When I,Reporter launched Boulder Carbon Tax Tracker last summer, we knew from meetings with Boulder city officials that they were planning their own web site to promote the city’s unique greenhouse gas reduction initiative.
Not only didn’t that stop us, it encouraged us. There are obvious reasons for the existence of a journalistic site like ours — to serve as an independent voice about and a watchdog over these government efforts.
But now, almost one year on, we’ve come to understand another important reason why our site is so needed. That’s because when it comes to Boulder’s publicly-funded web information site, there may be web governance for the people, but there just doesn’t seem to be web governance by the people.
But what’s missing? Something we believe is the most important thing of all — the authentic voices and views of the community in a dialogue with each other and their elected officials.
The desire for dialogue is something that’s central to our own efforts, and while we admit it’s not easy to foster a digital democracy, we believe true success rises or falls on that one idea.
Meanwhile, the city government’s site so far seems to have ignored that imperative. There’s little sign of a basic online discussion forum or a comments area, let alone the more sophisticated range of online tools for user-generated content like user blogs or video and photo uploads or topical wikis.

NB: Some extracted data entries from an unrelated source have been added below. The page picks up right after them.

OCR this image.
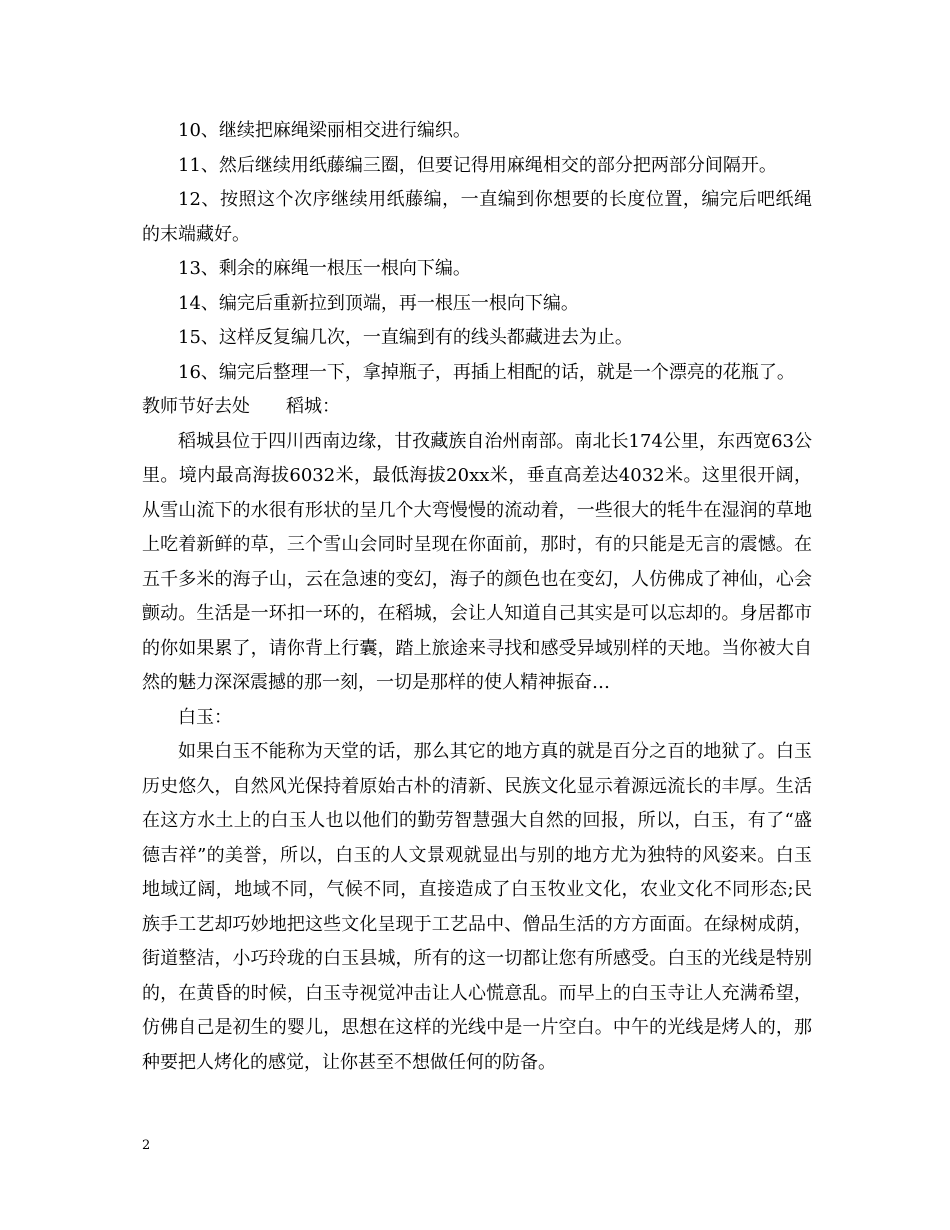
10、继续把麻绳梁丽相交进行编织。

11、然后继续用纸藤编三圈，但要记得用麻绳相交的部分把两部分间隔开。

12、按照这个次序继续用纸藤编，一直编到你想要的长度位置，编完后吧纸绳的末端藏好。

13、剩余的麻绳一根压一根向下编。

14、编完后重新拉到顶端，再一根压一根向下编。

15、这样反复编几次，一直编到有的线头都藏进去为止。

16、编完后整理一下，拿掉瓶子，再插上相配的话，就是一个漂亮的花瓶了。

教师节好去处 稻城：

稻城县位于四川西南边缘，甘孜藏族自治州南部。南北长174公里，东西宽63公里。境内最高海拔6032米，最低海拔20xx米，垂直高差达4032米。这里很开阔，从雪山流下的水很有形状的呈几个大弯慢慢的流动着，一些很大的牦牛在湿润的草地上吃着新鲜的草，三个雪山会同时呈现在你面前，那时，有的只能是无言的震憾。在五千多米的海子山，云在急速的变幻，海子的颜色也在变幻，人仿佛成了神仙，心会颤动。生活是一环扣一环的，在稻城，会让人知道自己其实是可以忘却的。身居都市的你如果累了，请你背上行囊，踏上旅途来寻找和感受异域别样的天地。当你被大自然的魅力深深震撼的那一刻，一切是那样的使人精神振奋…

白玉：

如果白玉不能称为天堂的话，那么其它的地方真的就是百分之百的地狱了。白玉历史悠久，自然风光保持着原始古朴的清新、民族文化显示着源远流长的丰厚。生活在这方水土上的白玉人也以他们的勤劳智慧强大自然的回报，所以，白玉，有了“盛德吉祥”的美誉，所以，白玉的人文景观就显出与别的地方尤为独特的风姿来。白玉地域辽阔，地域不同，气候不同，直接造成了白玉牧业文化，农业文化不同形态;民族手工艺却巧妙地把这些文化呈现于工艺品中、僧品生活的方方面面。在绿树成荫，街道整洁，小巧玲珑的白玉县城，所有的这一切都让您有所感受。白玉的光线是特别的，在黄昏的时候，白玉寺视觉冲击让人心慌意乱。而早上的白玉寺让人充满希望，仿佛自己是初生的婴儿，思想在这样的光线中是一片空白。中午的光线是烤人的，那种要把人烤化的感觉，让你甚至不想做任何的防备。

2
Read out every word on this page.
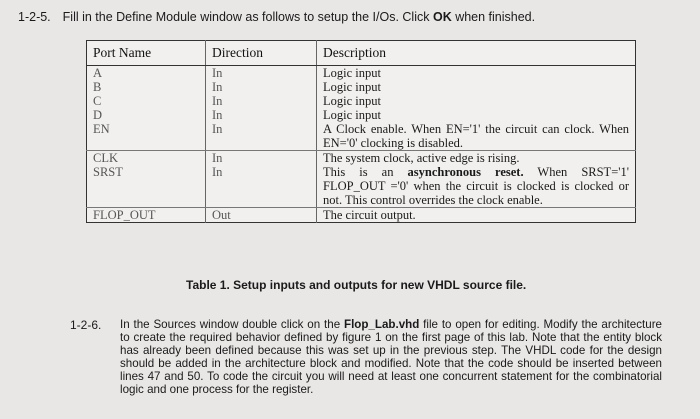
1-2-5. Fill in the Define Module window as follows to setup the I/Os. Click OK when finished.
Port Name	Direction	Description
A	In	Logic input
B	In	Logic input
C	In	Logic input
D	In	Logic input
EN	In	A Clock enable. When EN='1' the circuit can clock. When EN='0' clocking is disabled.
CLK	In	The system clock, active edge is rising.
SRST	In	This is an asynchronous reset. When SRST='1' FLOP_OUT ='0' when the circuit is clocked is clocked or not. This control overrides the clock enable.
FLOP_OUT	Out	The circuit output.
Table 1. Setup inputs and outputs for new VHDL source file.
1-2-6. In the Sources window double click on the Flop_Lab.vhd file to open for editing. Modify the architecture to create the required behavior defined by figure 1 on the first page of this lab. Note that the entity block has already been defined because this was set up in the previous step. The VHDL code for the design should be added in the architecture block and modified. Note that the code should be inserted between lines 47 and 50. To code the circuit you will need at least one concurrent statement for the combinatorial logic and one process for the register.
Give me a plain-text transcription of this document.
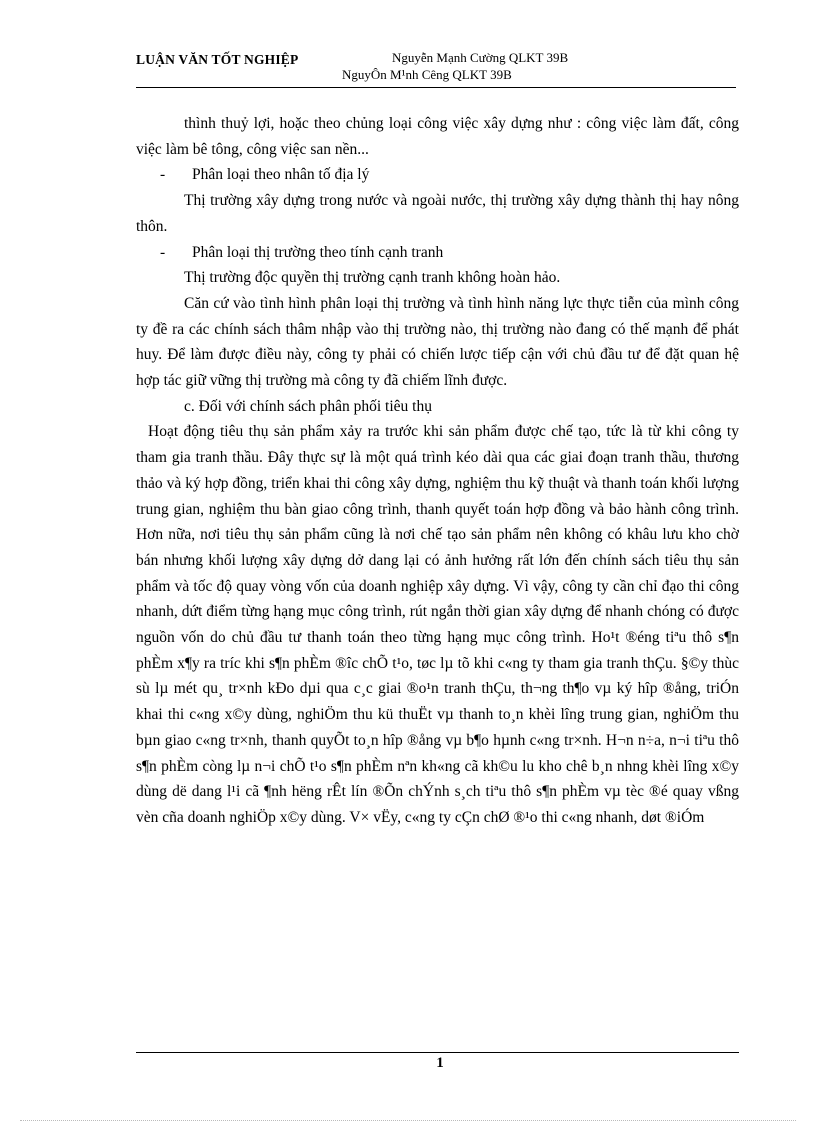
LUẬN VĂN TỐT NGHIỆP	Nguyễn Mạnh Cường QLKT 39B
NguyÔn M¹nh Cêng QLKT 39B

thình thuỷ lợi, hoặc theo chủng loại công việc xây dựng như : công việc làm đất, công việc làm bê tông, công việc san nền...

- Phân loại theo nhân tố địa lý

Thị trường xây dựng trong nước và ngoài nước, thị trường xây dựng thành thị hay nông thôn.

- Phân loại thị trường theo tính cạnh tranh

Thị trường độc quyền thị trường cạnh tranh không hoàn hảo.

Căn cứ vào tình hình phân loại thị trường và tình hình năng lực thực tiễn của mình công ty đề ra các chính sách thâm nhập vào thị trường nào, thị trường nào đang có thế mạnh để phát huy. Để làm được điều này, công ty phải có chiến lược tiếp cận với chủ đầu tư để đặt quan hệ hợp tác giữ vững thị trường mà công ty đã chiếm lĩnh được.

c. Đối với chính sách phân phối tiêu thụ

Hoạt động tiêu thụ sản phẩm xảy ra trước khi sản phẩm được chế tạo, tức là từ khi công ty tham gia tranh thầu. Đây thực sự là một quá trình kéo dài qua các giai đoạn tranh thầu, thương thảo và ký hợp đồng, triển khai thi công xây dựng, nghiệm thu kỹ thuật và thanh toán khối lượng trung gian, nghiệm thu bàn giao công trình, thanh quyết toán hợp đồng và bảo hành công trình. Hơn nữa, nơi tiêu thụ sản phẩm cũng là nơi chế tạo sản phẩm nên không có khâu lưu kho chờ bán nhưng khối lượng xây dựng dở dang lại có ảnh hưởng rất lớn đến chính sách tiêu thụ sản phẩm và tốc độ quay vòng vốn của doanh nghiệp xây dựng. Vì vậy, công ty cần chỉ đạo thi công nhanh, dứt điểm từng hạng mục công trình, rút ngắn thời gian xây dựng để nhanh chóng có được nguồn vốn do chủ đầu tư thanh toán theo từng hạng mục công trình. Ho¹t ®éng tiªu thô s¶n phÈm x¶y ra tríc khi s¶n phÈm ®îc chÕ t¹o, tøc lµ tõ khi c«ng ty tham gia tranh thÇu. §©y thùc sù lµ mét qu¸ tr×nh kÐo dµi qua c¸c giai ®o¹n tranh thÇu, th¬ng th¶o vµ ký hîp ®ång, triÓn khai thi c«ng x©y dùng, nghiÖm thu kü thuËt vµ thanh to¸n khèi lîng trung gian, nghiÖm thu bµn giao c«ng tr×nh, thanh quyÕt to¸n hîp ®ång vµ b¶o hµnh c«ng tr×nh. H¬n n÷a, n¬i tiªu thô s¶n phÈm còng lµ n¬i chÕ t¹o s¶n phÈm nªn kh«ng cã kh©u lu kho chê b¸n nhng khèi lîng x©y dùng dë dang l¹i cã ¶nh hëng rÊt lín ®Õn chÝnh s¸ch tiªu thô s¶n phÈm vµ tèc ®é quay vßng vèn cña doanh nghiÖp x©y dùng. V× vËy, c«ng ty cÇn chØ ®¹o thi c«ng nhanh, døt ®iÓm

1
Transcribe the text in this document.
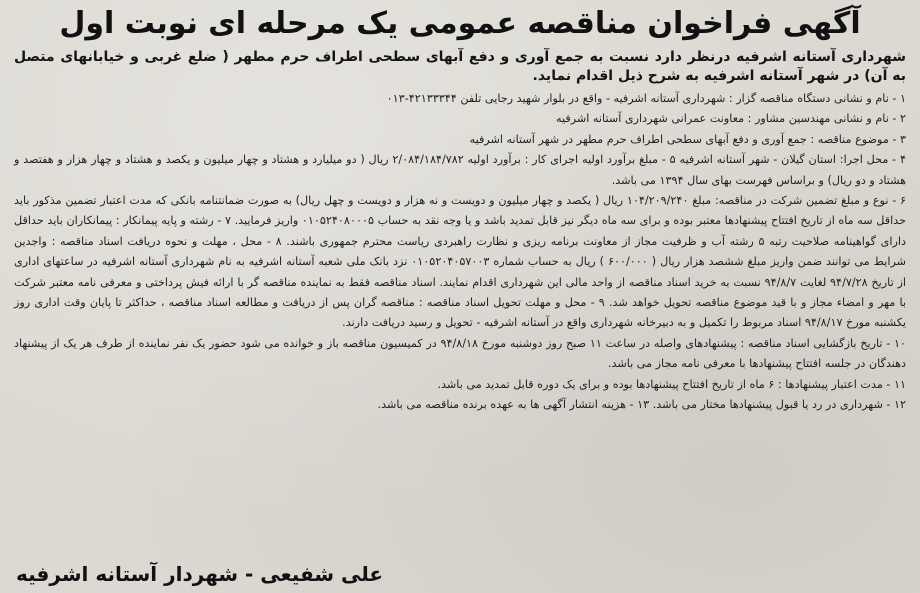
آگهی فراخوان مناقصه عمومی یک مرحله ای نوبت اول

شهرداری آستانه اشرفیه درنظر دارد نسبت به جمع آوری و دفع آبهای سطحی اطراف حرم مطهر ( ضلع غربی و خیابانهای متصل به آن) در شهر آستانه اشرفیه به شرح ذیل اقدام نماید.

۱ - نام و نشانی دستگاه مناقصه گزار : شهرداری آستانه اشرفیه - واقع در بلوار شهید رجایی تلفن ۴۲۱۳۳۳۴۴-۰۱۳

۲ - نام و نشانی مهندسین مشاور : معاونت عمرانی شهرداری آستانه اشرفیه

۳ - موضوع مناقصه : جمع آوری و دفع آبهای سطحی اطراف حرم مطهر در شهر آستانه اشرفیه

۴ - محل اجرا: استان گیلان - شهر آستانه اشرفیه ۵ - مبلغ برآورد اولیه اجرای کار : برآورد اولیه ۲/۰۸۴/۱۸۴/۷۸۲ ریال ( دو میلیارد و هشتاد و چهار میلیون و یکصد و هشتاد و چهار هزار و هفتصد و هشتاد و دو ریال) و براساس فهرست بهای سال ۱۳۹۴ می باشد.

۶ - نوع و مبلغ تضمین شرکت در مناقصه: مبلغ ۱۰۴/۲۰۹/۲۴۰ ریال ( یکصد و چهار میلیون و دویست و نه هزار و دویست و چهل ریال) به صورت ضمانتنامه بانکی که مدت اعتبار تضمین مذکور باید حداقل سه ماه از تاریخ افتتاح پیشنهادها معتبر بوده و برای سه ماه دیگر نیز قابل تمدید باشد و یا وجه نقد به حساب ۰۱۰۵۲۴۰۸۰۰۰۵ واریز فرمایید. ۷ - رشته و پایه پیمانکار : پیمانکاران باید حداقل دارای گواهینامه صلاحیت رتبه ۵ رشته آب و ظرفیت مجاز از معاونت برنامه ریزی و نظارت راهبردی ریاست محترم جمهوری باشند. ۸ - محل ، مهلت و نحوه دریافت اسناد مناقصه : واجدین شرایط می توانند ضمن واریز مبلغ ششصد هزار ریال ( ۶۰۰/۰۰۰ ) ریال به حساب شماره ۰۱۰۵۲۰۴۰۵۷۰۰۳ نزد بانک ملی شعبه آستانه اشرفیه به نام شهرداری آستانه اشرفیه در ساعتهای اداری از تاریخ ۹۴/۷/۲۸ لغایت ۹۴/۸/۷ نسبت به خرید اسناد مناقصه از واحد مالی این شهرداری اقدام نمایند. اسناد مناقصه فقط به نماینده مناقصه گر با ارائه فیش پرداختی و معرفی نامه معتبر شرکت با مهر و امضاء مجاز و با قید موضوع مناقصه تحویل خواهد شد. ۹ - محل و مهلت تحویل اسناد مناقصه : مناقصه گران پس از دریافت و مطالعه اسناد مناقصه ، حداکثر تا پایان وقت اداری روز یکشنبه مورخ ۹۴/۸/۱۷ اسناد مربوط را تکمیل و به دبیرخانه شهرداری واقع در آستانه اشرفیه - تحویل و رسید دریافت دارند.

۱۰ - تاریخ بازگشایی اسناد مناقصه : پیشنهادهای واصله در ساعت ۱۱ صبح روز دوشنبه مورخ ۹۴/۸/۱۸ در کمیسیون مناقصه باز و خوانده می شود حضور یک نفر نماینده از طرف هر یک از پیشنهاد دهندگان در جلسه افتتاح پیشنهادها با معرفی نامه مجاز می باشد.

۱۱ - مدت اعتبار پیشنهادها : ۶ ماه از تاریخ افتتاح پیشنهادها بوده و برای یک دوره قابل تمدید می باشد.

۱۲ - شهرداری در رد یا قبول پیشنهادها مختار می باشد. ۱۳ - هزینه انتشار آگهی ها به عهده برنده مناقصه می باشد.

علی شفیعی - شهردار آستانه اشرفیه
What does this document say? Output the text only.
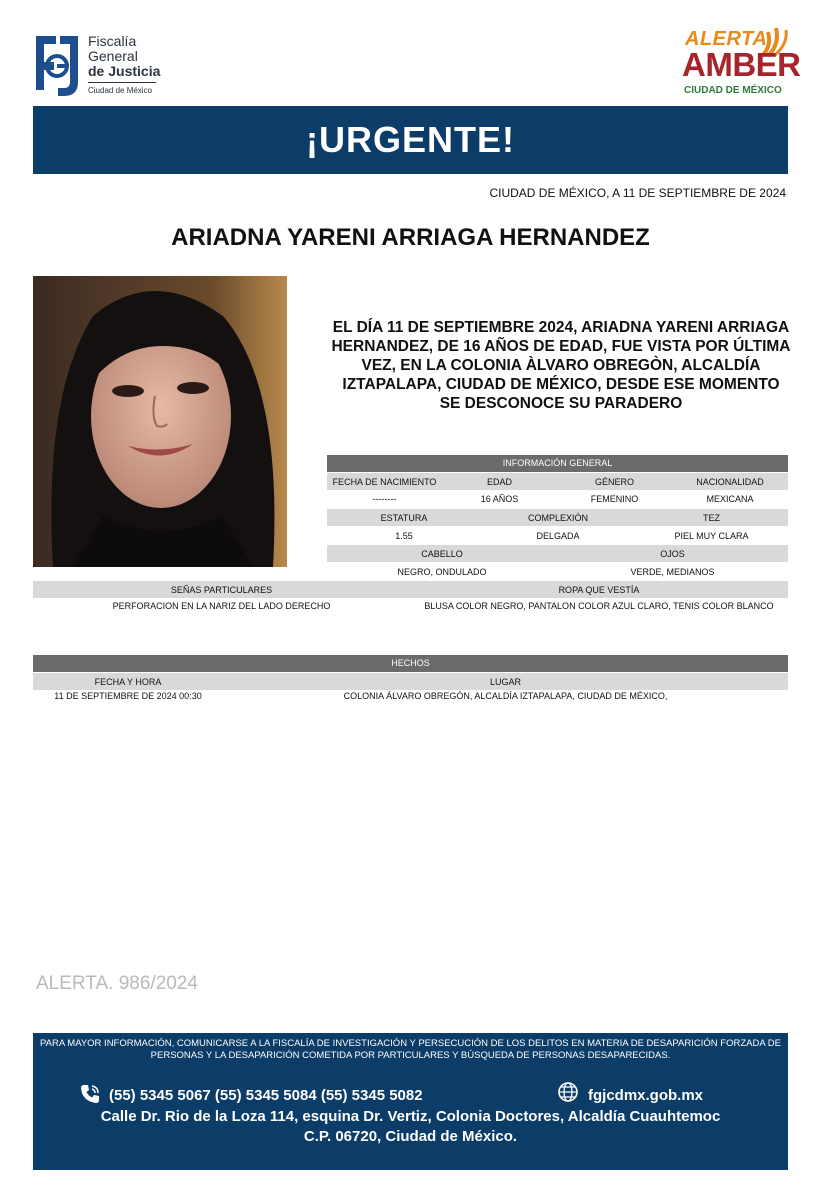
Fiscalía
General
de Justicia
Ciudad de México
ALERTA
AMBER
CIUDAD DE MÉXICO
¡URGENTE!
CIUDAD DE MÉXICO, A 11 DE SEPTIEMBRE DE 2024
ARIADNA YARENI ARRIAGA HERNANDEZ
EL DÍA 11 DE SEPTIEMBRE 2024, ARIADNA YARENI ARRIAGA HERNANDEZ, DE 16 AÑOS DE EDAD, FUE VISTA POR ÚLTIMA VEZ, EN LA COLONIA ÀLVARO OBREGÒN, ALCALDÍA IZTAPALAPA, CIUDAD DE MÉXICO, DESDE ESE MOMENTO SE DESCONOCE SU PARADERO
INFORMACIÓN GENERAL
FECHA DE NACIMIENTO	EDAD	GÉNERO	NACIONALIDAD
--------	16 AÑOS	FEMENINO	MEXICANA
ESTATURA	COMPLEXIÓN	TEZ
1.55	DELGADA	PIEL MUY CLARA
CABELLO	OJOS
NEGRO, ONDULADO	VERDE, MEDIANOS
SEÑAS PARTICULARES	ROPA QUE VESTÍA
PERFORACION EN LA NARIZ DEL LADO DERECHO	BLUSA COLOR NEGRO, PANTALON COLOR AZUL CLARO, TENIS COLOR BLANCO
HECHOS
FECHA Y HORA	LUGAR
11 DE SEPTIEMBRE DE 2024 00:30	COLONIA ÁLVARO OBREGÓN, ALCALDÍA IZTAPALAPA, CIUDAD DE MÉXICO,
ALERTA. 986/2024
PARA MAYOR INFORMACIÓN, COMUNICARSE A LA FISCALÍA DE INVESTIGACIÓN Y PERSECUCIÓN DE LOS DELITOS EN MATERIA DE DESAPARICIÓN FORZADA DE PERSONAS Y LA DESAPARICIÓN COMETIDA POR PARTICULARES Y BÚSQUEDA DE PERSONAS DESAPARECIDAS.
(55) 5345 5067 (55) 5345 5084 (55) 5345 5082	fgjcdmx.gob.mx
Calle Dr. Rio de la Loza 114, esquina Dr. Vertiz, Colonia Doctores, Alcaldía Cuauhtemoc
C.P. 06720, Ciudad de México.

Perhaps it’s no surprise that even an enlightened local government like Boulder’s would still be behind the curve when it comes to using digital media to help govern. And they’re smart, dedicated people who may yet bring their web initiatives into the citizen journalism age.
But, meanwhile, we see all the more clearly why independent, journalistic enterprises like our own, supported by forward-looking foundations like Knight, remain essential as the risk-taking vanguard for democratic engagement in a digital world.